= Neomad =

Australian interactive sci-fi fantasy and comic

Neomad is an Australian three-episode sci-fi fantasy adventure series that includes a comic book as well as an interactive comic that runs on an iPad. It was created in part of the Yijala Yala project run by art and social justice organisation Big hART between 2011 and 2015, in collaboration with around 50 young Aboriginal Australian people in Roebourne, Western Australia (known as Ieramugadu to the locals). It lays claim to being the "world's first Aboriginal interactive comic book".

==Background==
Big hART, which initiates large-scale, long-term community cultural development projects in disadvantaged communities across Australia, ran the Yijala Yala project in concert with the Roebourne community from 2011 until 2015. Its aim was to help develop skills and create future opportunities for young people in Roebourne, incorporating its cultural heritage. Yijala Yala means "now" in both of the local languages, Ngarluma and Yindjibarndi.

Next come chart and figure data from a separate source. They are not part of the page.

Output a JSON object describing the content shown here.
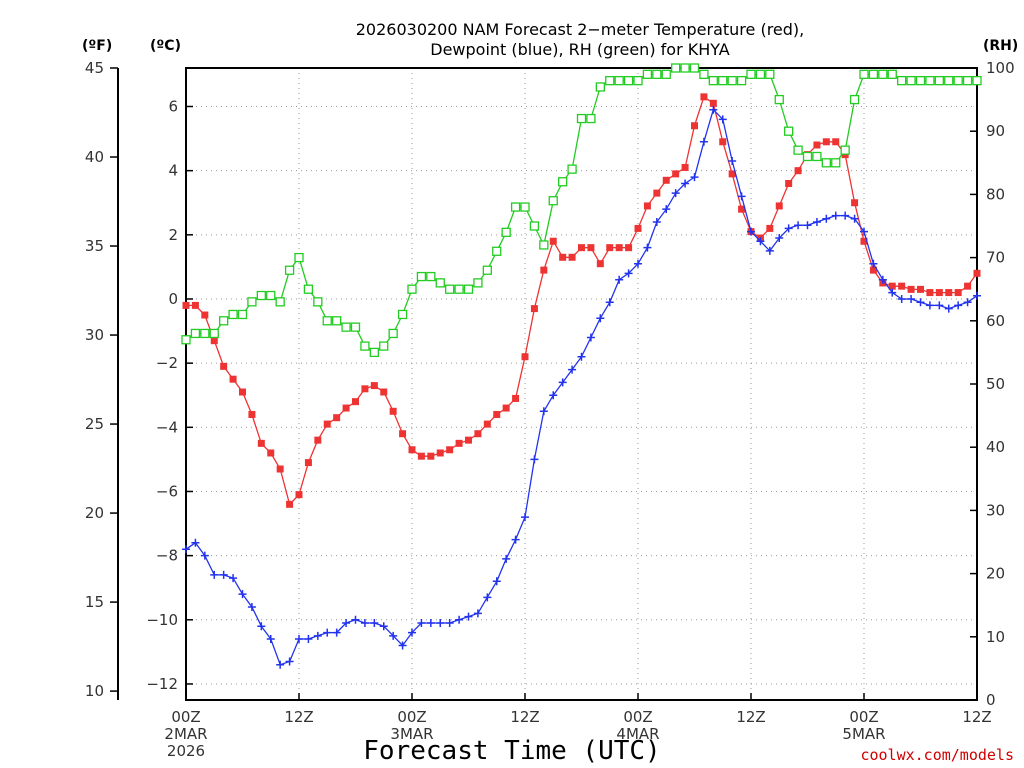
{
  "chart_data": {
    "type": "line",
    "title_lines": [
      "2026030200 NAM Forecast 2−meter Temperature (red),",
      "Dewpoint (blue), RH (green) for KHYA"
    ],
    "xlabel": "Forecast Time (UTC)",
    "credit": "coolwx.com/models",
    "units": {
      "fahrenheit": "(ºF)",
      "celsius": "(ºC)",
      "rh": "(RH)"
    },
    "x_range_hours": [
      0,
      84
    ],
    "celsius_axis": {
      "ylim": [
        -12.5,
        7.2
      ],
      "ticks": [
        -12,
        -10,
        -8,
        -6,
        -4,
        -2,
        0,
        2,
        4,
        6
      ],
      "tick_labels": [
        "−12",
        "−10",
        "−8",
        "−6",
        "−4",
        "−2",
        "0",
        "2",
        "4",
        "6"
      ]
    },
    "fahrenheit_axis": {
      "ylim": [
        9.5,
        45
      ],
      "ticks": [
        10,
        15,
        20,
        25,
        30,
        35,
        40,
        45
      ],
      "tick_labels": [
        "10",
        "15",
        "20",
        "25",
        "30",
        "35",
        "40",
        "45"
      ]
    },
    "rh_axis": {
      "ylim": [
        0,
        100
      ],
      "ticks": [
        0,
        10,
        20,
        30,
        40,
        50,
        60,
        70,
        80,
        90,
        100
      ],
      "tick_labels": [
        "0",
        "10",
        "20",
        "30",
        "40",
        "50",
        "60",
        "70",
        "80",
        "90",
        "100"
      ]
    },
    "x_ticks": [
      {
        "hour": 0,
        "lines": [
          "00Z",
          "2MAR",
          "2026"
        ]
      },
      {
        "hour": 12,
        "lines": [
          "12Z"
        ]
      },
      {
        "hour": 24,
        "lines": [
          "00Z",
          "3MAR"
        ]
      },
      {
        "hour": 36,
        "lines": [
          "12Z"
        ]
      },
      {
        "hour": 48,
        "lines": [
          "00Z",
          "4MAR"
        ]
      },
      {
        "hour": 60,
        "lines": [
          "12Z"
        ]
      },
      {
        "hour": 72,
        "lines": [
          "00Z",
          "5MAR"
        ]
      },
      {
        "hour": 84,
        "lines": [
          "12Z"
        ]
      }
    ],
    "grid": true,
    "series": [
      {
        "name": "Temperature",
        "color": "#ee3333",
        "marker": "filled-square",
        "axis": "celsius",
        "values": [
          -0.2,
          -0.2,
          -0.5,
          -1.3,
          -2.1,
          -2.5,
          -2.9,
          -3.6,
          -4.5,
          -4.8,
          -5.3,
          -6.4,
          -6.1,
          -5.1,
          -4.4,
          -3.9,
          -3.7,
          -3.4,
          -3.2,
          -2.8,
          -2.7,
          -2.9,
          -3.5,
          -4.2,
          -4.7,
          -4.9,
          -4.9,
          -4.8,
          -4.7,
          -4.5,
          -4.4,
          -4.2,
          -3.9,
          -3.6,
          -3.4,
          -3.1,
          -1.8,
          -0.3,
          0.9,
          1.8,
          1.3,
          1.3,
          1.6,
          1.6,
          1.1,
          1.6,
          1.6,
          1.6,
          2.2,
          2.9,
          3.3,
          3.7,
          3.9,
          4.1,
          5.4,
          6.3,
          6.1,
          4.9,
          3.9,
          2.8,
          2.1,
          1.9,
          2.2,
          2.9,
          3.6,
          4.0,
          4.5,
          4.8,
          4.9,
          4.9,
          4.5,
          3.0,
          1.8,
          0.9,
          0.5,
          0.4,
          0.4,
          0.3,
          0.3,
          0.2,
          0.2,
          0.2,
          0.2,
          0.4,
          0.8
        ]
      },
      {
        "name": "Dewpoint",
        "color": "#2233ee",
        "marker": "plus",
        "axis": "celsius",
        "values": [
          -7.8,
          -7.6,
          -8.0,
          -8.6,
          -8.6,
          -8.7,
          -9.2,
          -9.6,
          -10.2,
          -10.6,
          -11.4,
          -11.3,
          -10.6,
          -10.6,
          -10.5,
          -10.4,
          -10.4,
          -10.1,
          -10.0,
          -10.1,
          -10.1,
          -10.2,
          -10.5,
          -10.8,
          -10.4,
          -10.1,
          -10.1,
          -10.1,
          -10.1,
          -10.0,
          -9.9,
          -9.8,
          -9.3,
          -8.8,
          -8.1,
          -7.5,
          -6.8,
          -5.0,
          -3.5,
          -3.0,
          -2.6,
          -2.2,
          -1.8,
          -1.2,
          -0.6,
          -0.1,
          0.6,
          0.8,
          1.1,
          1.6,
          2.4,
          2.8,
          3.3,
          3.6,
          3.8,
          4.9,
          5.9,
          5.6,
          4.3,
          3.2,
          2.1,
          1.8,
          1.5,
          1.9,
          2.2,
          2.3,
          2.3,
          2.4,
          2.5,
          2.6,
          2.6,
          2.5,
          2.1,
          1.1,
          0.6,
          0.2,
          0.0,
          0.0,
          -0.1,
          -0.2,
          -0.2,
          -0.3,
          -0.2,
          -0.1,
          0.1
        ]
      },
      {
        "name": "RH",
        "color": "#22cc22",
        "marker": "open-square",
        "axis": "rh",
        "values": [
          57,
          58,
          58,
          58,
          60,
          61,
          61,
          63,
          64,
          64,
          63,
          68,
          70,
          65,
          63,
          60,
          60,
          59,
          59,
          56,
          55,
          56,
          58,
          61,
          65,
          67,
          67,
          66,
          65,
          65,
          65,
          66,
          68,
          71,
          74,
          78,
          78,
          75,
          72,
          79,
          82,
          84,
          92,
          92,
          97,
          98,
          98,
          98,
          98,
          99,
          99,
          99,
          100,
          100,
          100,
          99,
          98,
          98,
          98,
          98,
          99,
          99,
          99,
          95,
          90,
          87,
          86,
          86,
          85,
          85,
          87,
          95,
          99,
          99,
          99,
          99,
          98,
          98,
          98,
          98,
          98,
          98,
          98,
          98,
          98
        ]
      }
    ]
  }
}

The project was established in late 2010 after senior women Elders invited Big hART to collaborate on a project with the leramugadu community. The primary funders of the project were the Australian Government and Woodside Energy, who have signed a conservation agreement. The project produced a variety of content in different media, including theatre, films, exhibitions and video, many of which were well-reviewed and awarded. Apart from Neomad, other titles included Hipbone Sticking Out, Murru, and Smashed Films. The project included 21 short films, which were made available on DVD.

In the early stages of the Yijala Yala project, Big hART set out to begin building digital media skills, creating content and passing on stories through everyday technologies including mobile phones, computers, television and radio. A group of 15 boys, a worker from a resource company, and two young mothers came together under the mentorship of a professional filmmaker, choreographer, and actor, resulting in a comic film called Love Sweet Love Punks.

A series of workshops was conducted by Stu Campbell ( Sutu), at Roebourne District High School, developing a game called Love Punks, with around 50 young people aged between 7 and 14. Neomad built on Love Punks themes and characters.

==Description==
One of the project objectives of working with sponsor Woodside was to promote Murujuga (the Burrup Peninsula) as a significant cultural heritage site, so Neomad features Murujuga. The work is science fiction and humorous, but draws on real characters, places, and stories from the Dreaming. It is located in the ancient landscape of Murujuga, which includes famous petroglyphs. It aims to help connect young people to their country and highlight the rich Indigenous culture of the Pilbara region.

The young people who helped to create Neomad also star in the work, designated as 14 heroes and heroines known as the Love Punks or Satellite Sisters.

Neomad was first published in 2012 as an interactive iPad comic. Campbell drew the line art, while the children, after learning to use Photoshop, coloured the 600 scenes in them.

The books are published by Gestalt Publishing, in collaboration with Big hART. In the interactive version, the user can click the speech bubbles on the animated panels, to hear the recordings of the narrative made by the children, in their voices.

There are three episodes of Neomad:
- Episode 1: "Space Junk"
- Episode 2: "The Last Crystal"
- Episode 3: "Porkchop Plots"

Neomad was free to download over April and May 2016.

==Documentaries==
Big hArt made a short documentary film How Do We Get To Space? The Story Of Love Punks and Satellite Sisters, which won the Best Documentary – Short Form award at the 2014 ATOM 2014 IP Awareness ATOM Awards.

Neomad was featured in the 2014 ABC documentary about artist Stuart Campbell called Cyber Dreaming.

==Reception==
Neomad has been presented at conferences throughout Australia and has been profiled extensively throughout the media sphere and academic journals. It was featured in the Bucheon International Comic Festival in South Korea in 2012, and was described by Kirkus Reviews as "dazzling".

Neomad was optioned to a Melbourne-based animation company to be adapted in to an animated series. The comic has been profiled on The Guardian and The Huffington Post.

==Accolades==
- 2013: Finalist, New Media Festival in Los Angeles
- 2013: ATOM Award for Best Game/Multimedia Production
- Kirkus Reviews listed Neomad as one of its "Best Apps & E-Books of 2013 for Middle-Grade Readers"
- 2016: Gold Ledger Award for the printed comic version printed edition

==Impact==
The project had a positive impact on school attendance by children, boosted their confidence, and boosted their digital literacy skills.

The 2020 NITV / ABC Me series Thalu was inspired by Neomad, and initially given the same title. It too involved working with children from Roebourne, and involved extensive community collaboration. It was produced by local producers Tyson Mowarin and Robyn Marais of Weerianna Street Media, in association with the ACTF.